Once upon a time, back in the Record Label controlled music business no one would have heard any music from Daybreak Embrace is outside of their South Florida scene. Back then, bands would release independent EP’s and singles in the hope to generate a big enough buzz at their live shows that they would get signed. Then once they got signed there was no guarantee that the band would still get a chance to release music on that label.

So a band like Daybreak Embrace could be at it for a long time before the world could get a chance to hear their music. However that is not the case in 2014. And I for one, am glad about that.

I really enjoyed Daybreak Embrace’s 2010 EP “Tomorrow Awaits”. From that EP “Thirty–Six” is a dead set classic and “Sanctuary” is not that far behind. This is where people should start.

So I was curious as to what new music they had released since then.

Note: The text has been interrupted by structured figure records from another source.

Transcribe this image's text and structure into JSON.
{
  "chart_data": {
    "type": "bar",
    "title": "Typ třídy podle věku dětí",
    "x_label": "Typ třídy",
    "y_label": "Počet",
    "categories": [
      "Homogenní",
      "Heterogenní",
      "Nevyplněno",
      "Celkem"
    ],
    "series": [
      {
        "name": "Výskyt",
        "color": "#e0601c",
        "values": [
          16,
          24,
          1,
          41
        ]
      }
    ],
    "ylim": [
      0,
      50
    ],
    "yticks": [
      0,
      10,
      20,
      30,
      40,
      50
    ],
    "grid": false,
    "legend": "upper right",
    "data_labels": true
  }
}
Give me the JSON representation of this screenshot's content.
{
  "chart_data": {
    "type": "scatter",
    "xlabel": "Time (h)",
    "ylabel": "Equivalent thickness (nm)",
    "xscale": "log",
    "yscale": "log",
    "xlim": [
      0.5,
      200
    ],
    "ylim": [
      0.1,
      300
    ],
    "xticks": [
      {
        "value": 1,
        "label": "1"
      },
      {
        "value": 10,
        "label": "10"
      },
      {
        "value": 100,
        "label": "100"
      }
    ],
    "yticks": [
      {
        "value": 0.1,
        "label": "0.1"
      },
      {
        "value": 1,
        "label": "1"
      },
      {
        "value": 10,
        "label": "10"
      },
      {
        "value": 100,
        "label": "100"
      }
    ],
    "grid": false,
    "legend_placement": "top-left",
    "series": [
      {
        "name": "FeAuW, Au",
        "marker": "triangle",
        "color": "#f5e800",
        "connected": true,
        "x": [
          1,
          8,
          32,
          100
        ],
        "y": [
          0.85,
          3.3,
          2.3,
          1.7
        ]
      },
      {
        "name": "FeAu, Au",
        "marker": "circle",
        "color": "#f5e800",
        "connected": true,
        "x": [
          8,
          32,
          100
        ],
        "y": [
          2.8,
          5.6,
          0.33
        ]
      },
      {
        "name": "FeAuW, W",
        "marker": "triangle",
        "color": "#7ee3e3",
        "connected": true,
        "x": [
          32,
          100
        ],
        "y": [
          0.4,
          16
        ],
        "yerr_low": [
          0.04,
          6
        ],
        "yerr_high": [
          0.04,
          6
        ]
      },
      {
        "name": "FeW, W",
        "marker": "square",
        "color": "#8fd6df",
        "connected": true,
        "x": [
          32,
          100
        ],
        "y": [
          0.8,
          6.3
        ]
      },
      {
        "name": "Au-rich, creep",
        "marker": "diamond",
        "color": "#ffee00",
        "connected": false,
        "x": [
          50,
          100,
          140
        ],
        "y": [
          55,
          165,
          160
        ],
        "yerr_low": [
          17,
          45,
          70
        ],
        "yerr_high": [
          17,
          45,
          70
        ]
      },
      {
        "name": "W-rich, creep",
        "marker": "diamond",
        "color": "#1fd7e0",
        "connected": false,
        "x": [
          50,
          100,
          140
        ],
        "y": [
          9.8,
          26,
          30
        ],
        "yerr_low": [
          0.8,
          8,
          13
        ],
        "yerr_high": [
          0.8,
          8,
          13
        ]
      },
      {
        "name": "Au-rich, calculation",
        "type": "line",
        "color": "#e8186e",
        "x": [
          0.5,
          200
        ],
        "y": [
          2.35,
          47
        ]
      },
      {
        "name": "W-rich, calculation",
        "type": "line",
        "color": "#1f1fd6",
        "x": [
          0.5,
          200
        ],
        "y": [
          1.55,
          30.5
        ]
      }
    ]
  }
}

I go to Spotify, type in their name and I see that they have new music. The “Mercury” EP was released in 2013. Damn, how did I miss that. The Modern Rock scene in the U.S is a very crowded marketplace. You have bands like Shinedown, Three Days Grace, Three Doors Down, Alter Bridge, Lifehouse and many more. So if a band is to rise above the saturated marketplace, then they need to be great.

Producer and songwriter, “Paul Trust” has played a big part in recording the band at a high level. Sometimes all bands need these kind of experienced people. Daybreak Embrace by the way is James Wamsley (vocals), Giann Rubio (drums), Dan Cartagena (lead guitar), Keneth Figueroa (guitar) and Dani Costa (bass).

Yep, I know they are not rock star names like Slash, Nikki Sixx, Jay Jay French or Ace Frehley. But that doesn’t mean they don’t rock.

With all the beautiful things that the Internet has brought us, one thing hasn’t changed.

It is still difficult for a band to get attention and the odds of success are still very low.

However good bands always came from left field and from a place completely unexpected. They are around for years before they are fully embraced. Like all technological startups there are early adopters before critical mass.

For any band, first comes the music and then comes the fan base.

For managers and record labels, they don’t care what the music sounds like. They only care that it has an audience.

And that is the hardest part for any band. Proving that it has an audience so that they can gain entrance into a bigger league. And that doesn’t happen overnight or within a year or within five years. Remember that every overnight sensation is years in the making.